Is Tom Corbett still a Republican?
No doubt, but his latest campaign ad (above) would play well if he were competing in the Democratic primary.
It’s a soft and warm 60-second spot which casts Pennsylvania’s governor is a big booster of education and education spending. The ad places the governor among an ethnically diverse mix of schoolchildren and pictures him and his wife, Susan, with the African-American child their daughter adopted.
Maybe I shouldn’t bring that up, but pros well tell you none of the images in political commercials are left to chance. This is an ad that seems designed to play well among Philadelphia Democrats and independents.
“Tom and I were both teachers, and so education is really important,” Susan Corbett says in the ad, “and we know that’s the key to success. He’s increased spending in the education department $1.5 billion over what it was when he came into office.”
Corbett has made that claim, which Democrats and school-funding advocates denounce as bogus, before.
But what puzzled me was that Corbett would be bragging about boosting government spending of any kind now that he has a Republican primary opponent who will spend the next five weeks denouncing him as a tax-and-spender.

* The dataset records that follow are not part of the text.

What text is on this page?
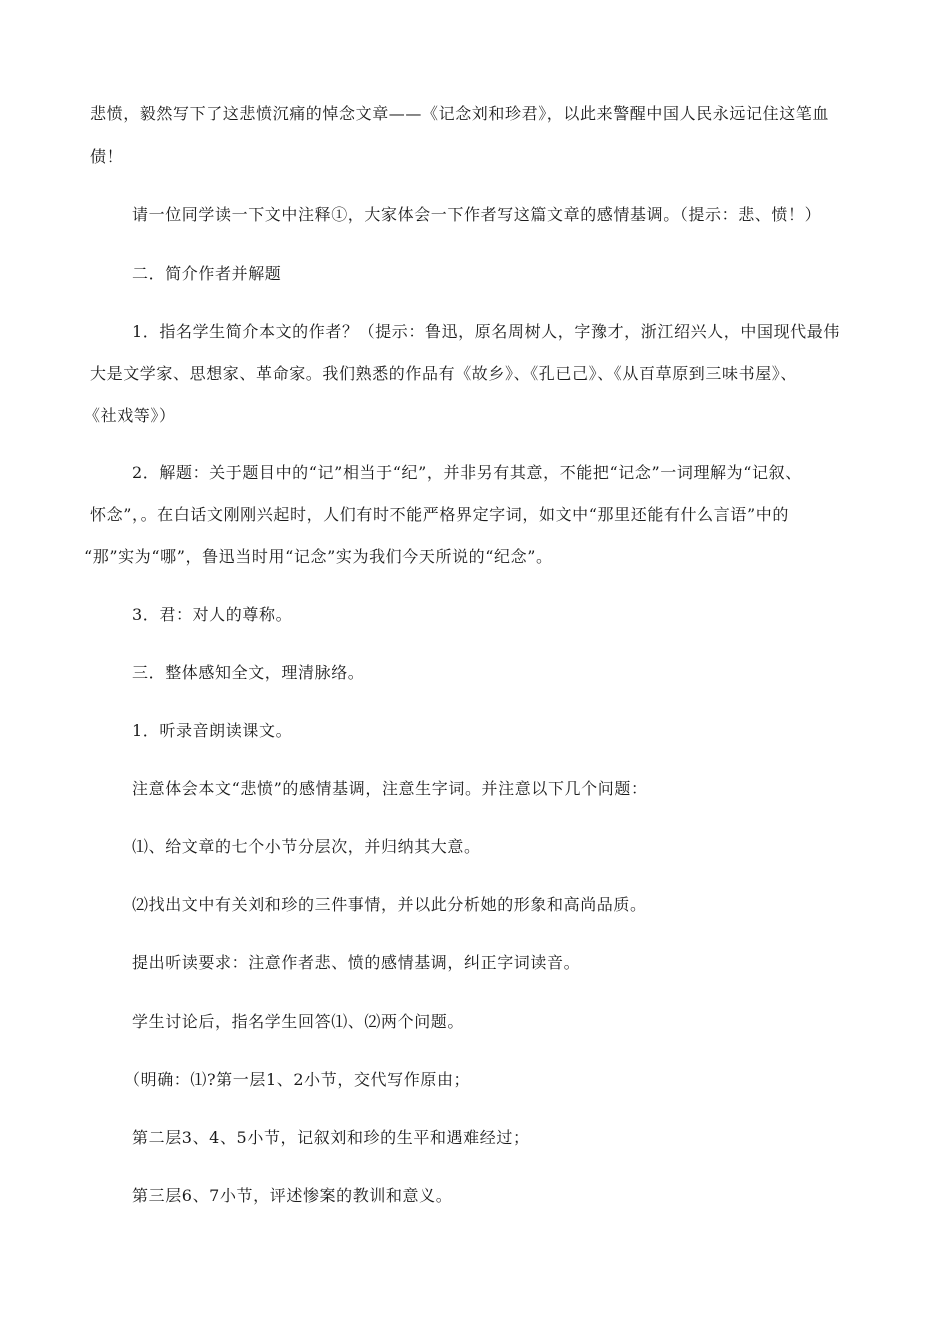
悲愤，毅然写下了这悲愤沉痛的悼念文章——《记念刘和珍君》，以此来警醒中国人民永远记住这笔血
债！
请一位同学读一下文中注释①，大家体会一下作者写这篇文章的感情基调。（提示：悲、愤！）
二．简介作者并解题
1．指名学生简介本文的作者？（提示：鲁迅，原名周树人，字豫才，浙江绍兴人，中国现代最伟
大是文学家、思想家、革命家。我们熟悉的作品有《故乡》、《孔已己》、《从百草原到三味书屋》、
《社戏等》）
2．解题：关于题目中的“记”相当于“纪”，并非另有其意，不能把“记念”一词理解为“记叙、
怀念”，。在白话文刚刚兴起时，人们有时不能严格界定字词，如文中“那里还能有什么言语”中的
“那”实为“哪”，鲁迅当时用“记念”实为我们今天所说的“纪念”。
3．君：对人的尊称。
三．整体感知全文，理清脉络。
1．听录音朗读课文。
注意体会本文“悲愤”的感情基调，注意生字词。并注意以下几个问题：
⑴、给文章的七个小节分层次，并归纳其大意。
⑵找出文中有关刘和珍的三件事情，并以此分析她的形象和高尚品质。
提出听读要求：注意作者悲、愤的感情基调，纠正字词读音。
学生讨论后，指名学生回答⑴、⑵两个问题。
（明确：⑴?第一层1、2小节，交代写作原由；
第二层3、4、5小节，记叙刘和珍的生平和遇难经过；
第三层6、7小节，评述惨案的教训和意义。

Commonwealth Court has rejected an effort backed by the state Republican Party to knock conservative Ardmore businessman Bob Guzzardi off the ballot. An appeal to the state Supreme Court is pending.Pittsburgh political analyst Jon Delano says the reason for Corbett’s ad is pretty simple: Polls show voters see him as weak on education, and he has to address that to win in the fall.
“He’s got a long ways to go,” Delano said. “There’s plenty of time to turn things around, but it makes perfect sense to me that he would start now and not wait until October.”
Corbett has about $6 million in his campaign war chest, more than all but one of the Democratic hopefuls, York businessman Tom Wolf.
Is Corbett really a friend of public schools?
It’s just remarkable to hear veteran school-funding advocates talk about the $800 million cut to public schools Corbett imposed, and hear the Corbett administration insist he increased funding to the highest levels ever.
“It depends on how you define `education,'” said Donna Cooper, executive director of Public Citizens for Children and Youth. “All these things are a function of definition.”
Cooper knows something about the subject. She was a public school advocate for years, then Gov. Ed Rendell’s policy director in the years before Corbett took office. So while she brings a lot of knowledge, she also brings the perspective of a Democrat and a school-funding advocate.
After having spent a fair amount of time staring at numbers and spreadsheets from both sides, it’s fair to say you can find a set of figures that show higher spending by the Corbett administration in some education categories.
It’s also true that the disappearance of federal stimulus funding after Rendell left office left holes the state didn’t fill, and that, under Corbett, the state eliminated a category of charter school reimbursement to school districts.
It’s also true that when Corbett claims higher spending on education, he includes larger pension contributions, which past governors didn’t count in their calculations of education spending. The Corbett team says those contributions are real money and will contribute to the long-term stability of schools.
The Pennsylvania Budget and Policy Center calculated that Corbett’s first budget left schools with $860 million less than the year before. You can read their analysis here. You can read the Corbett administration’s explanation for its claim of a $1.5 billion overall education spending increase here.
We’ll be addressing this subject in more detail as we approach the general election.